Voilà pour les bons mots, toujours très élégamment choisis en pareille circonstance. Mais ils n’éludent pas une question : pourquoi un tel départ ?

Retour en arrière. En 2016, avant son arrivée à la FIFA, le nom de Fatma Samoura était totalement inconnu dans le milieu du football. La Sénégalaise avait fait l’essentiel de sa carrière comme diplomate, aux Nations unies, en qualité de coordinatrice humanitaire dans plusieurs pays africains, dont Djibouti, le Cameroun, le Tchad, la Guinée, Madagascar et le Nigeria.

Selon plusieurs sources, son nom aurait été glissé aux oreilles de Gianni Infantino par Ahmad Ahmad, l’ancien président de la Confédération africaine de football (CAF), aujourd’hui tombé en disgrâce. L’ancien dirigeant malgache les aurait présentés lors d’un banquet organisé chez lui, à Antananarivo.

Quadrilingue, très éloignée des arcanes du football, donc supposée au-dessus des querelles, Fatma Samoura a été nommée à la FIFA en 2016, dans la foulée de l’élection de Gianni Infantino à la présidence. Aux plus sceptiques, prompts à assurer que son choix était avant tout « un coup de com », l’Italo-Suisse avait alors patiemment insisté sur « l’expérience et la vision internationales » de la dirigeante. Il l’avait justifié par la nécessité pour la FIFA de « s’ouvrir à des perspectives nouvelles, extérieures au réservoir traditionnel. »

Mais depuis ces derniers mois, le ticket Infantino/Samoura a perdu de sa brillance. En cause, les tensions à la CAF, où l’actuel président, le Sud-Africain Patrice Motsepe, peine à imposer son leadership malgré le soutien appuyé de Gianni Infantino.

Selon plusieurs sources, le président de la FIFA préparerait déjà le terrain pour son successeur. Il aurait même déniché le profil idéal, le Mauritanien Ahmed Yahya, un richissime homme d’affaires ayant construit sa fortune dans la pêche.

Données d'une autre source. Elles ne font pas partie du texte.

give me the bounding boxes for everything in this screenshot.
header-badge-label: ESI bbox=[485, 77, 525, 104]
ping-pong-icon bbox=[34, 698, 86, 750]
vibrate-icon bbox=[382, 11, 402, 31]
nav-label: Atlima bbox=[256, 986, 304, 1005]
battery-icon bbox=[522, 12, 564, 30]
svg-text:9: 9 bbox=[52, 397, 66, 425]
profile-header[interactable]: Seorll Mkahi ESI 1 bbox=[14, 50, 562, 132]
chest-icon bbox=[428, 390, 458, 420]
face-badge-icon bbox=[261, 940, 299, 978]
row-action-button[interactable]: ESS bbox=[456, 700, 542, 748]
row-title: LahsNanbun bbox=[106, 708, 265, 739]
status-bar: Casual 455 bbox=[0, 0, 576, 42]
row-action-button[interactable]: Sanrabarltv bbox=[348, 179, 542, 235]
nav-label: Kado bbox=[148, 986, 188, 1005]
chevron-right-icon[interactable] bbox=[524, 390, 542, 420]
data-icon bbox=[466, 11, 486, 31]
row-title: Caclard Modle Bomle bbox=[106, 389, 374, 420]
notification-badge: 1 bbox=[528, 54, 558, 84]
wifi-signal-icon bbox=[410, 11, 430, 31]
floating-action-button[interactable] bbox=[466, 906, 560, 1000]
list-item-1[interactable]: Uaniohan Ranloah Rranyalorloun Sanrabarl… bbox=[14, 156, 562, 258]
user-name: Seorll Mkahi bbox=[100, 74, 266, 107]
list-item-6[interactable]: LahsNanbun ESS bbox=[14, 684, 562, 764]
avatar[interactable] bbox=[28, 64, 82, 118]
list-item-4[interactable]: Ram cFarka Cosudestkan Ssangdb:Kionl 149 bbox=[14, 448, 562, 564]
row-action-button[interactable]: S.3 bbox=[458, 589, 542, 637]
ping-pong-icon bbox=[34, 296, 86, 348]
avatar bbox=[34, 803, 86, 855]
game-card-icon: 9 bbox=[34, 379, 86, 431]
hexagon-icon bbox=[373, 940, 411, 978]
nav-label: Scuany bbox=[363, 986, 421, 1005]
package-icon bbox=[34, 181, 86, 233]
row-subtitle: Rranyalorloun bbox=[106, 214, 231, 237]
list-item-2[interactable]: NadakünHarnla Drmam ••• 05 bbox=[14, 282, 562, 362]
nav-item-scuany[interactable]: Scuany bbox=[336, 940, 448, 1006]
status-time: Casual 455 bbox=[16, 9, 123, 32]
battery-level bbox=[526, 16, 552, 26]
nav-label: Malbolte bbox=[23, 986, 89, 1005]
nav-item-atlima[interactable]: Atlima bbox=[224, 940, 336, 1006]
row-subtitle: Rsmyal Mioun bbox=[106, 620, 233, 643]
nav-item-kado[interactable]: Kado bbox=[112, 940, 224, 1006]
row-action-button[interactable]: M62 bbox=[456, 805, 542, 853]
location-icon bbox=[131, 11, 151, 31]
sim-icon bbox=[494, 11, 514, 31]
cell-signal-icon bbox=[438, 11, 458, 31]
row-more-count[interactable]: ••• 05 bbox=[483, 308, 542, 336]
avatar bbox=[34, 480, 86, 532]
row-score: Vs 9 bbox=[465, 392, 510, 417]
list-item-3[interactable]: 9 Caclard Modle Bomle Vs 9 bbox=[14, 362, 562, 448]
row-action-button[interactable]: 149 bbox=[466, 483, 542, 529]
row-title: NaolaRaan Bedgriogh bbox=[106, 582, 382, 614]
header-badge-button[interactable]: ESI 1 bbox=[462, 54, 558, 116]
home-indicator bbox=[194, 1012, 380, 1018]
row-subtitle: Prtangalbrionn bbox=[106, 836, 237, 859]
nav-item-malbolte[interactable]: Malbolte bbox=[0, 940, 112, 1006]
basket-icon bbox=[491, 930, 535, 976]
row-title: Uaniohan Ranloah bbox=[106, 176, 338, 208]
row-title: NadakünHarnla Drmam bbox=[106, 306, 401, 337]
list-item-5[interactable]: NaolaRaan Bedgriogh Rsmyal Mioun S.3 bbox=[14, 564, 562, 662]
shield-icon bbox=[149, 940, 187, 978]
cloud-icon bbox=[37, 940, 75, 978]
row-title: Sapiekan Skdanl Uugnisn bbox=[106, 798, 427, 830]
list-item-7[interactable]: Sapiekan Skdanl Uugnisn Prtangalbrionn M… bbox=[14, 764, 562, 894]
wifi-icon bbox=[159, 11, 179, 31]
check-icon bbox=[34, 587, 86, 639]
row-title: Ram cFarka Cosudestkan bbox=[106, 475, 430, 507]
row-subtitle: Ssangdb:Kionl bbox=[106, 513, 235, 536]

Mais la présidence de la CAF intéresse aussi Fatma Samoura. La Sénégalaise aurait même avancé ses pions, avec le projet de former un binôme avec son compatriote Augustin Senghor,  l’actuel président de la Fédération sénégalaise de football.

Problème : un tel attelage pourrait représenter un réel danger pour Gianni Infantino, et pour le pouvoir qu’il entend conserver sur le football africain. Fatma Samoura bientôt écartée de la FIFA, la menace s’éloigne.